Baltimore has long been known as the United States’ heroin capital — a reputation cemented by the HBO series “The Wire” — and for decades it has had one of the highest fatal overdose rates of any large U.S. city. But the synthetic opioid fentanyl, up to 50 times more potent than heroin, has taken over the city’s drug supply, and the death rate has shot up. These days, nearly all illegal opioids available in the city contain fentanyl, and heroin is almost impossible to find.

Three people die on average every day. Here’s what happened to the city’s fatal overdose rate:

Maryland’s Office of the Chief Medical Examiner refused to provide autopsy reports that identified who died, where they died and how they died.

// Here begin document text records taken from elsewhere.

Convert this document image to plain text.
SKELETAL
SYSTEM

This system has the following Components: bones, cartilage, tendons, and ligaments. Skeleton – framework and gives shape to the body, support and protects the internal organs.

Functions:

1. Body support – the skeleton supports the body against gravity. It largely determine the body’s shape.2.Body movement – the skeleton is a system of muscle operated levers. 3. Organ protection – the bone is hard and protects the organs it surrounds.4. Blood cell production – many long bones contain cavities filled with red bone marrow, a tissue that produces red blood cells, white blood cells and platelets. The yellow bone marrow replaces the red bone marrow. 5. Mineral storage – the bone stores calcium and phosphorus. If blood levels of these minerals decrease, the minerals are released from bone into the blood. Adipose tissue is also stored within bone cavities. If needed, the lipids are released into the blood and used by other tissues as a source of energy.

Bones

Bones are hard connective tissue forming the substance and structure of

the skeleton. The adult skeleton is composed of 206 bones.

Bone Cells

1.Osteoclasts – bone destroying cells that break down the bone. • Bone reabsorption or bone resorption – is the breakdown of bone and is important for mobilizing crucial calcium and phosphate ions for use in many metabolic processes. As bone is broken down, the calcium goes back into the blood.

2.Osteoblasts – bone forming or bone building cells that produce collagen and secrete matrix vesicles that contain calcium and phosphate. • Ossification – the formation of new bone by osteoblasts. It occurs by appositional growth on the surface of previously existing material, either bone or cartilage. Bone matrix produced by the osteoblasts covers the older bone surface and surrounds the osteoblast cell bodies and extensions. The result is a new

The Baltimore Banner sued to get them, and a judge ruled in our favor. The reports provide a vivid picture of how the losses from overdose have spread across the city. They showed that fatal overdoses had occurred on every third city block; that bodies had been found in view of some of the city’s most iconic institutions; and that at least 13 children under 4 had died since 2020 after being exposed to drugs.

The city had a long history of innovative public-health strategies, and when deaths from fentanyl began to increase, the health officials responded with urgency. They set ambitious goals, distributed Narcan widely, experimented with ways to steer people into treatment and ratcheted up campaigns to alert the public. The efforts won an award from a national group of health officials in 2018.

But the city faced challenges, from the indictment of a prior mayor in 2019 to tensions over policing following the death of Freddie Gray. Most recently, it has had to contend with rising shootings among young people and Covid-19.

Health officials began publicly sharing less data. City Council members rarely addressed or inquired about the growing number of overdoses. Since 2020, officials have set fewer and less ambitious goals for their overdose prevention efforts. The task force managing the crisis once met monthly but convened only twice in 2022 and three times in 2023. By then, fewer people were being revived by emergency workers, fewer people were getting medication to curb their addiction through Medicaid and fewer people were in publicly funded treatment programs.

  • Mayor Brandon Scott defended the city’s response. “We have done a great job of trying to focus on multiple epidemics at the same time,” he said, adding that the city would do more but needed additional resources. His office blamed pharmaceutical companies, which the city is suing.

  • Councilman Mark Conway, who leads the city’s public safety committee, described the deaths as “completely unacceptable” and said he would have called for hearings if he had known how much Baltimore was an outlier.

  • It’s “really shocking,” said Dr. Joshua Sharfstein, a former Baltimore health commissioner and now a vice dean at the Johns Hopkins Bloomberg School of Public Health, adding that the deaths were “unprecedented in the city’s history.”

William Miller Sr., 65 — who founded Bmore Power, an organization that hires people who have used and dealt drugs to give out the overdose antidote Narcan — was discovered in his bathroom in 2020, one day before the birth of his grandson. A single empty gel capsule, commonly used to package powdered drugs, was in the trash can.

Jaylon Ferguson, a 26-year-old linebacker for the Baltimore Ravens, fatally overdosed on cocaine and fentanyl, according to his autopsy, in an acquaintance’s home in 2022. It was a day before he planned to fly to Louisiana to belatedly celebrate Father’s Day with his fiancée and three children. On the first anniversary of his death, they brought stuffed animals to his grave.

Bruce Setherley, 43, told his mother that he was on his way to an addiction program in 2022. She assumed the providers had taken his phone because she didn’t hear from him. Weeks later, he was found dead in an abandoned rowhouse.